When you clone a machine with the robot installed already you will also clone the robot_device_id if you don't follow the best practices above, which then causes numerous problems with metrics and duplication.  

Due to some unforeseen changes in the new version of the hub, v9.31, it also caused this new problem with robot duplication in IM.

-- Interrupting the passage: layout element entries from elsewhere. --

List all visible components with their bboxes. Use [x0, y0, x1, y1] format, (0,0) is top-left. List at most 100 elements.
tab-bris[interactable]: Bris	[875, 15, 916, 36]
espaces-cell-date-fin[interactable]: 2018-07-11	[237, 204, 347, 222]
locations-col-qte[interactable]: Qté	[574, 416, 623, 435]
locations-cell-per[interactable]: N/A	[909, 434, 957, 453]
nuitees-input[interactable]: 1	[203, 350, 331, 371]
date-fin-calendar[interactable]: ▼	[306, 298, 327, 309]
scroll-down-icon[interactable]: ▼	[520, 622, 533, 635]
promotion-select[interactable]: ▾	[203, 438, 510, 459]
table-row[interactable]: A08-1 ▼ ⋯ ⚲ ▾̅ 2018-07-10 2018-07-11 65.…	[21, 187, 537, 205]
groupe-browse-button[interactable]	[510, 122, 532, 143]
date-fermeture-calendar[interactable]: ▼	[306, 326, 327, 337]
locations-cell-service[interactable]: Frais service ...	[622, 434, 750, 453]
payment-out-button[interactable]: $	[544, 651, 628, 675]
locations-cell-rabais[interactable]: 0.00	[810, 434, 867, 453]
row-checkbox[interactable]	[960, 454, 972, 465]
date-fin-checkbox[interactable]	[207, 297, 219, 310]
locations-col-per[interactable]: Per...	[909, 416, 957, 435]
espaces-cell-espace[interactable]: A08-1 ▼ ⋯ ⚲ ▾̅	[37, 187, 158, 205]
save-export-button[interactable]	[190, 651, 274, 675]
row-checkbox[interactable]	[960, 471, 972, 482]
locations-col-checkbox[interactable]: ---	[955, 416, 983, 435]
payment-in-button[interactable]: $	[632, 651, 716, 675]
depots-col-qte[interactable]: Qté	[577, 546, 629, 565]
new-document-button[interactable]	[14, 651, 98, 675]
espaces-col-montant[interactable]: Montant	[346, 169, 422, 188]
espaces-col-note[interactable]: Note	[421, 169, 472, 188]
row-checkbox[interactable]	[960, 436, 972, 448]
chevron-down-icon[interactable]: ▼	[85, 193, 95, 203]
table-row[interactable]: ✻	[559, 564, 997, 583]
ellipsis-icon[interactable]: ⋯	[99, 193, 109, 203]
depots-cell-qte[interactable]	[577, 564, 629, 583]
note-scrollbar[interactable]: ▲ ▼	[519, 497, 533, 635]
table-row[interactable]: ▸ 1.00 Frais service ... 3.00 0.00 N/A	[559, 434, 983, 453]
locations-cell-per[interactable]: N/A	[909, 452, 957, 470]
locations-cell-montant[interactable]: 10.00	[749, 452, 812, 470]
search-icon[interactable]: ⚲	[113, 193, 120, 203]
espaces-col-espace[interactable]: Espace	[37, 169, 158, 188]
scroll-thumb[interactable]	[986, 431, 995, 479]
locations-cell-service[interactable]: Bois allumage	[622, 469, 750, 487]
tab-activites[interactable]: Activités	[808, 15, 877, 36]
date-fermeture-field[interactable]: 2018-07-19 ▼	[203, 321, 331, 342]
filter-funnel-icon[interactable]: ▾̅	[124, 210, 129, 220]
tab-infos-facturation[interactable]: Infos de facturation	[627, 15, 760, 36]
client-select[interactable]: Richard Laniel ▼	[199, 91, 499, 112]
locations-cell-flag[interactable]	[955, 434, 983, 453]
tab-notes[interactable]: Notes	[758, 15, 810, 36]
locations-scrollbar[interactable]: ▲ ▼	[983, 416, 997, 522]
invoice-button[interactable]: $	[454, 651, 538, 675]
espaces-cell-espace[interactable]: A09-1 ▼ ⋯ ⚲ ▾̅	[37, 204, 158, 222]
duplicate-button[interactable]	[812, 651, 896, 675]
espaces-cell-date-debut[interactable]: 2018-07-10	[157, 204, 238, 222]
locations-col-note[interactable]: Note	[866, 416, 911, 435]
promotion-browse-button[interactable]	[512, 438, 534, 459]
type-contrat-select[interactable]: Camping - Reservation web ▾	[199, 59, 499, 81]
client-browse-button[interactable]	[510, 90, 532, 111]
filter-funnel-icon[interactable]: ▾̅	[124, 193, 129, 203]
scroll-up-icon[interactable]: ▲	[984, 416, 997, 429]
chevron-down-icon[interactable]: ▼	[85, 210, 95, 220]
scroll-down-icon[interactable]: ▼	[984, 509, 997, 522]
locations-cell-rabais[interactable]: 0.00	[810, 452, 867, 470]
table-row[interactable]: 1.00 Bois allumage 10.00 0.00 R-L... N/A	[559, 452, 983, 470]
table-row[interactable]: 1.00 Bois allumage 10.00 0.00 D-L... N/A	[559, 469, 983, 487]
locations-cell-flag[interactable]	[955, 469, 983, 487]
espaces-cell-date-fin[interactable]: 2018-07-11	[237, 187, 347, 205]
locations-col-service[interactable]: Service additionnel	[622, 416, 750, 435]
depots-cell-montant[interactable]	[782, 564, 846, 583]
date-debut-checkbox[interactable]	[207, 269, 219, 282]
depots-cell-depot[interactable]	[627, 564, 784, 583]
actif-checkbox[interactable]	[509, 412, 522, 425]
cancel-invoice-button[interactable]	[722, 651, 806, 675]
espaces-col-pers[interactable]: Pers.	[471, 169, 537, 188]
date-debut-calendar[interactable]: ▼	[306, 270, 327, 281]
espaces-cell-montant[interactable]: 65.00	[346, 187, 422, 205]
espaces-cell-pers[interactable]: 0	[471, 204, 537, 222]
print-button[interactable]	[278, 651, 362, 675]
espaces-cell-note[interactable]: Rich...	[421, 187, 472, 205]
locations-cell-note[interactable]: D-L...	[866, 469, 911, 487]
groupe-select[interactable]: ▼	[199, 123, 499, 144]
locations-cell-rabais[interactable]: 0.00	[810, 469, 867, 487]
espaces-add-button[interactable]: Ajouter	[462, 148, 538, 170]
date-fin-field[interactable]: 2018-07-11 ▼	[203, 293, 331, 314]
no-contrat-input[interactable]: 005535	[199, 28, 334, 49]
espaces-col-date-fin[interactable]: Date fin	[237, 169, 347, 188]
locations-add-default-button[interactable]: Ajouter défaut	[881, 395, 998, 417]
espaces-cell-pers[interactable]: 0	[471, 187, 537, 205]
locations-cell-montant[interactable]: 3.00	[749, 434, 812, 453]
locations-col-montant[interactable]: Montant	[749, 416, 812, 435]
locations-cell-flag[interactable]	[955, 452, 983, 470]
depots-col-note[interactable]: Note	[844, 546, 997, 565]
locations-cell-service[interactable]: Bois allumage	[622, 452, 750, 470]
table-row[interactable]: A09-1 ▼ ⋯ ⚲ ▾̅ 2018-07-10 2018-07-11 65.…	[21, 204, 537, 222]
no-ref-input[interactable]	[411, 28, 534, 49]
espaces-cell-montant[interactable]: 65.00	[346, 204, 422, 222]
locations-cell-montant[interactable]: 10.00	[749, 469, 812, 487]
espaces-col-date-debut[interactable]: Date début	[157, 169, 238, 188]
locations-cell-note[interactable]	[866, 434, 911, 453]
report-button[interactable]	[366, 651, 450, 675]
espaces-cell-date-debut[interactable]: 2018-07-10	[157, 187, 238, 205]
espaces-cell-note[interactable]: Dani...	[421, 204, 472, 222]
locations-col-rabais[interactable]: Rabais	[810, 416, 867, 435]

The KB link above has more detail and you will need to share this process with your teams who are creating new images and spinning up new servers, but basically, they will need to remove the niscache folder contents on the "master image" before they make clones, or they will have to clear it out on each clone after creating it.

Resolution

If you're impacted by the duplication or any one of the other symmptoms listed in the Article introduction listed above, please do the following:

- Upgrade all hubs in the environment to hub 9.33HF1 which is available at the UIM hotifix site:

https://support.broadcom.com/external/content/release-announcements/CA-Unified-Infrastructure-Management-Hotfix-Index/7233

or directly here:

   hub_9.33_HF1.zip

- RENAME (do not delete, in case you need to restore) the file: ($NIMSOFT_HOME)/nimsoft/hub/robot.sds on every hub 

- After renaming this file, stop the hub (on Linux, "service nimbus stop", on Windows, stop the Nimsoft Robot Watcher Service)

- wait a full 6 minutes (use a timer/stopwatch) and then start the hub again.

- after the restart many/all of your robots may be temporarily missing from the Infrastructure Manager (IM) GUI.

- wait approx. 15 minutes and all active robots should check in and re-register, and then your robots should appear correctly as they did prior to the upgrade.

Note that if some robots are missing, restarting the Nimsoft Robot service should make them show up in the console again. If the robots do not reappear, you may not have left the hub down long enough.  Try the steps above again, and this time, wait a full 10 minutes.

If it still doesn't work you will have to restore the robot.sds which you renamed earlier and restart the hubs, and then contact support to troubleshoot why the robots aren't coming back.

Note: if the robots are able to reach a secondary hub, then within the 5-minute shutdown period, the robots may temporarily assign themselves to that secondary hub. If this is the case, then after you start the hub back up, you can either restart each robot to move them back to their original hub, or you can shut down the secondary hub for 5 minutes (without removing robot.sds) in which case they should then move back to their original hub.

- Next you need to follow this KB Article to reset all the dev ID's in your environment on every active robot:

https://knowledge.broadcom.com/external/article?articleId=208622

After this step, you should be able to upgrade the hub back to the very latest version, but please make sure you are not spinning up any new clones without following the best practices link above or the issue will return.

Additional Information

Best Practices for cloning systems with Nimsoft (UIM) Robot already installed
https://knowledge.broadcom.com/external/article/33662

How can I clear niscache and/or reset the robot_device_id of every active robot in my UIM domain?
https://knowledge.broadcom.com/external/article/208622

Background

- why hub v9.33HF1 or higher must be deployed to resolve 1 or more of the symptoms listed in this article:

In hub v9.20HF16 which was merged forward into hub v9.31, there was a fix applied to the hub for situations where renaming a robot caused the hub to send "robot inactive" alarms. (Support Case: 31888942)

In this hotfix, the robot_device_id was used for checking robot uniqueness at the hub level to handle robot name changes. Unfortunately, this caused issues in certain environments where there was a possibility of duplicate device IDs.

Development then reverted the changes done for defect# DE459104 in 9.33HF1.